It's on wikileaks, so it will _never_ get taken down.


----------



## Zaskar (Nov 19, 2008)

Yea I am a plank - I was all excited at the news - a little research showed me the truth of the matter - court order in place from ages ago.  Sorry u75.

I found the list as a s sheet too - much easier to peruse.

I now have a nice list of all the bnp 'activists' in the area and a person who often does vox pops with me champing at the bit to do some sort of film.

Not sure of the spin yet- now where is my body armour...

If anyone else wants the bristol bnp activist list pm me.


----------



## Zaskar (Nov 25, 2008)

Plan now is to wait a few months and try to set up some gentle inerviews Louis Theroux style.

I want to know how these peope tic - and hopefully get them to think differently as well as get some great video.
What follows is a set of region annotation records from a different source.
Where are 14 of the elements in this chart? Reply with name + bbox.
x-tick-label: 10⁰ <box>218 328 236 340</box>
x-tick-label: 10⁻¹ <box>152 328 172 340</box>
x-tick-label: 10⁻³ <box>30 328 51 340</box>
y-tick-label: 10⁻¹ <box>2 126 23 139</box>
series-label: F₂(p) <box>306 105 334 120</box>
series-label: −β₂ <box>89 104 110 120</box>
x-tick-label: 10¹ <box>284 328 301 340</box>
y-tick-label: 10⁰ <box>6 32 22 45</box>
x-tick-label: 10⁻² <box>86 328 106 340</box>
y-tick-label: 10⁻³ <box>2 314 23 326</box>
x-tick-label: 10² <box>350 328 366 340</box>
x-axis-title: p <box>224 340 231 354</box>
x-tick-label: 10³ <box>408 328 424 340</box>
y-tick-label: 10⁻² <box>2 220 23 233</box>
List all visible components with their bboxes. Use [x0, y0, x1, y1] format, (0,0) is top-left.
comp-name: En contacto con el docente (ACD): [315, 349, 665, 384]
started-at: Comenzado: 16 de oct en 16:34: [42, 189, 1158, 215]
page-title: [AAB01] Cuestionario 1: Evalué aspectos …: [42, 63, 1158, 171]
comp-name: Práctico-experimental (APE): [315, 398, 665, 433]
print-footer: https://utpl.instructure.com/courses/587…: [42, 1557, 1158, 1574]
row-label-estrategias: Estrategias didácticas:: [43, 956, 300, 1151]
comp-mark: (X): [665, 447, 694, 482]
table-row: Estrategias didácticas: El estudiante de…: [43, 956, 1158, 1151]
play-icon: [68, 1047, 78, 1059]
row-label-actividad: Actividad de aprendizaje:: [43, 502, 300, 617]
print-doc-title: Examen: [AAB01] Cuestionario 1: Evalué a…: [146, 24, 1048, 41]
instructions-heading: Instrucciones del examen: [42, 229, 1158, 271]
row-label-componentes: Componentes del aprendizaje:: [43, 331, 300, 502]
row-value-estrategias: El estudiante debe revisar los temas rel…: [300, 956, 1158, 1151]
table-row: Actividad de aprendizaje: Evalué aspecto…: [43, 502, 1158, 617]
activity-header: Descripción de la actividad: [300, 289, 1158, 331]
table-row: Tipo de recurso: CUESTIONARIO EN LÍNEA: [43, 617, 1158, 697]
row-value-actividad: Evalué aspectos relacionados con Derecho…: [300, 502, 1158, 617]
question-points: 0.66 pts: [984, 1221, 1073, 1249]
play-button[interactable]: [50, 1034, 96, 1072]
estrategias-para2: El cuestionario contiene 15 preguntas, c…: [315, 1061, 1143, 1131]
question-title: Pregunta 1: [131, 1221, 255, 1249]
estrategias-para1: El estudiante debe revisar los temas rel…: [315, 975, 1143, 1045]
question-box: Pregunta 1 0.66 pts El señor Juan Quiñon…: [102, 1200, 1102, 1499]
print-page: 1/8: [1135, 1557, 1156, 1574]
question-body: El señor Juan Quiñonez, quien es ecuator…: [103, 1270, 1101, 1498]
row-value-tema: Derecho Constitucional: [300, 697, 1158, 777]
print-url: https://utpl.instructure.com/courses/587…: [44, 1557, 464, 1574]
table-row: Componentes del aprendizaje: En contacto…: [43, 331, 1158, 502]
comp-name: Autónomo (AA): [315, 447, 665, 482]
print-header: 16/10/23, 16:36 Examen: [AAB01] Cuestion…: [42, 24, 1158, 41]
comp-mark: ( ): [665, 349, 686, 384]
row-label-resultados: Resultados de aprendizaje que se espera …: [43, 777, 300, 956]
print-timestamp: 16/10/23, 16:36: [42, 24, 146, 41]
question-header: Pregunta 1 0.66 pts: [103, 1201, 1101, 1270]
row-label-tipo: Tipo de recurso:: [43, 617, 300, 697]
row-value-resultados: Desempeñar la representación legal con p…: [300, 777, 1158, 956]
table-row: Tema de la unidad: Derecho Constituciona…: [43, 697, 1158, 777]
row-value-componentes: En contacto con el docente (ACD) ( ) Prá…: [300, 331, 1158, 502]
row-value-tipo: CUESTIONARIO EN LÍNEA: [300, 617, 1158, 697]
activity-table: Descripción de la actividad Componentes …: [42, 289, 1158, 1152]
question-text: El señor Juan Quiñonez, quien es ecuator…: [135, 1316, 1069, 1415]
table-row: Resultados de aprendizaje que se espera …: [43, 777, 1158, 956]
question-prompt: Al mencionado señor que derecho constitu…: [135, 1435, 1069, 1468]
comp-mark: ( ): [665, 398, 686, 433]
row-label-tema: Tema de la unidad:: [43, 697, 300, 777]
I have procured myself a deeply moslem front man of asian descent.... if i pull it off it'll be a doooozie.


----------



## Orang Utan (Nov 25, 2008)

A prick you are.


----------



## Zaskar (Nov 25, 2008)

I sure am sweetie, and I love sucking em too !


----------



## lizzieloo (Nov 25, 2008)

Zaskar, maybe you should go out and change some warped minds instead of preaching to the converted.

Just an idea like.


----------